Lorsque l'on regarde les différentes manières d'étudier aujourd'hui on peut distinguer deux types de manière. La première manière consiste à reconnaitre des pensées ou des problématiques du monde profane ambiant dans le texte de la torah. Par exemple il y en a qui reconnaissent dans le récit du retour de Jacob en Israël et son dialogue avec Esaü qui occupe la terre, les problématiques du retour des juifs en 1948 et leurs dialogues avec les arabes. Il y a des physiciens qui travaillent sur les midrashim de la genèse pour reconnaitre dans la création de la lumière la description des mouvements browniens. La plus grande radicalité dans cette manière d'étudier est celle de Levinas qui dit dans un de ces cours que l'on ne peut pas avoir une lecture transcendantaliste des textes sacrés juifs. C'est à dire que pour Levinas, le talmud ou les midrashim ne parlent absolument pas de D. Levinas prouve ce point très simplement (en se basant sur la philosophie de Heidegger), il dit la relation a D dépasse la rationalité, D est au dessus de la raison, or les discours des textes rabbiniques sont des discours rationnels qui sont basés sur un discours articulés par la raison, donc les livres des rabbins ne parlent pas de D. (C'est pas mal comme raisonnement pour un talmudiste amateur).

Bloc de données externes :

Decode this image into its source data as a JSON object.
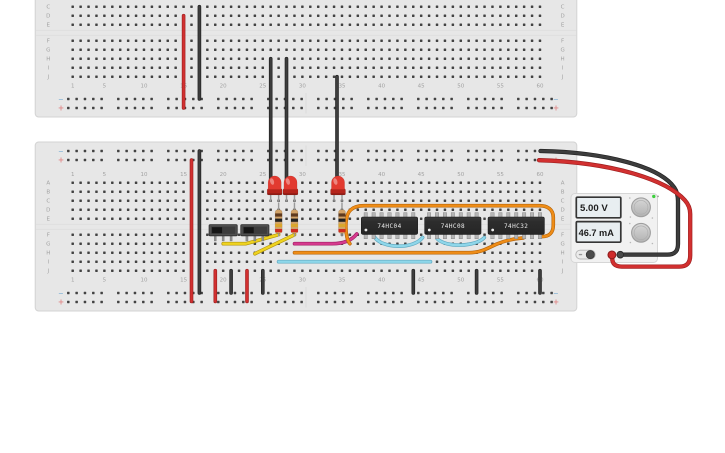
{
  "canvas": {
    "background": "#ffffff"
  },
  "breadboard": {
    "row_letters": [
      "A",
      "B",
      "C",
      "D",
      "E",
      "F",
      "G",
      "H",
      "I",
      "J"
    ],
    "column_numbers": [
      "1",
      "5",
      "10",
      "15",
      "20",
      "25",
      "30",
      "35",
      "40",
      "45",
      "50",
      "55",
      "60"
    ],
    "rail_negative_symbol": "−",
    "rail_positive_symbol": "+",
    "body_color": "#e7e7e7",
    "edge_color": "#d3d3d3",
    "hole_color": "#424242",
    "label_color": "#a2a2a2",
    "negative_symbol_color": "#8ab6d8",
    "positive_symbol_color": "#e08a8a"
  },
  "ics": [
    {
      "label": "74HC04"
    },
    {
      "label": "74HC08"
    },
    {
      "label": "74HC32"
    }
  ],
  "power_supply": {
    "voltage_display": "5.00 V",
    "current_display": "46.7 mA",
    "panel_color": "#f1f1f1",
    "display_bg": "#e8eef1",
    "display_frame": "#353535",
    "power_led_color": "#3ecf3e",
    "knob_stroke": "#9f9f9f",
    "positive_terminal_color": "#cf2a2a",
    "negative_terminal_color": "#4a4a4a"
  },
  "components": {
    "led_color": "#e23a30",
    "led_flange_color": "#b5241b",
    "resistor_body_color": "#d2a368",
    "resistor_band_colors": [
      "#5e3a1e",
      "#212121",
      "#d9a62e",
      "#cf2a1f"
    ],
    "switch_body_color": "#4f4f4f",
    "switch_knob_color": "#161616",
    "ic_body_color": "#2d2d2d",
    "pin_color": "#b5b5b5",
    "lead_color": "#9a9a9a"
  },
  "wire_colors": {
    "red": {
      "main": "#d23030",
      "dark": "#9e1f1f"
    },
    "black": {
      "main": "#3d3d3d",
      "dark": "#1f1f1f"
    },
    "yellow": {
      "main": "#efd320",
      "dark": "#b1940b"
    },
    "orange": {
      "main": "#ef8d17",
      "dark": "#b5640a"
    },
    "cyan": {
      "main": "#8fd7ea",
      "dark": "#5fa8c0"
    },
    "magenta": {
      "main": "#d63a8e",
      "dark": "#a32066"
    }
  }
}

Levinas conclue dans ce cours qui n'a jamais été édité, mais que l'on peut trouver dans les archives, que les textes rabbiniques sont à envisager comme une partie des sciences humaines, et c'est dans cette optique que l'on peut les lire. Sans le savoir la plus part des intellectuels qui étudient la torah se mettent dans la lignée de cette vision heideggérienne de Levinas qui dissocie la raison de l'être.

L’ennuie avec cette pensée c'est qu'elle est castratrice pour la torah et la littérature rabbinique. C’est à dire qu'à partir du moment on l'on postule que l'on doit envisager la torah sans D, celui qui étudie la torah est condamné à reconnaitre dans la torah et ses textes des idées qu'il aurait pu voir ailleurs. C’est très bien de penser que la torah nous parle des mouvements browniens!, ou de la politique à suivre en Israël, mais il n'empêche que si je veux connaitre les mouvements browniens, il est préférable pour moi d'aller consulter un livre de physique.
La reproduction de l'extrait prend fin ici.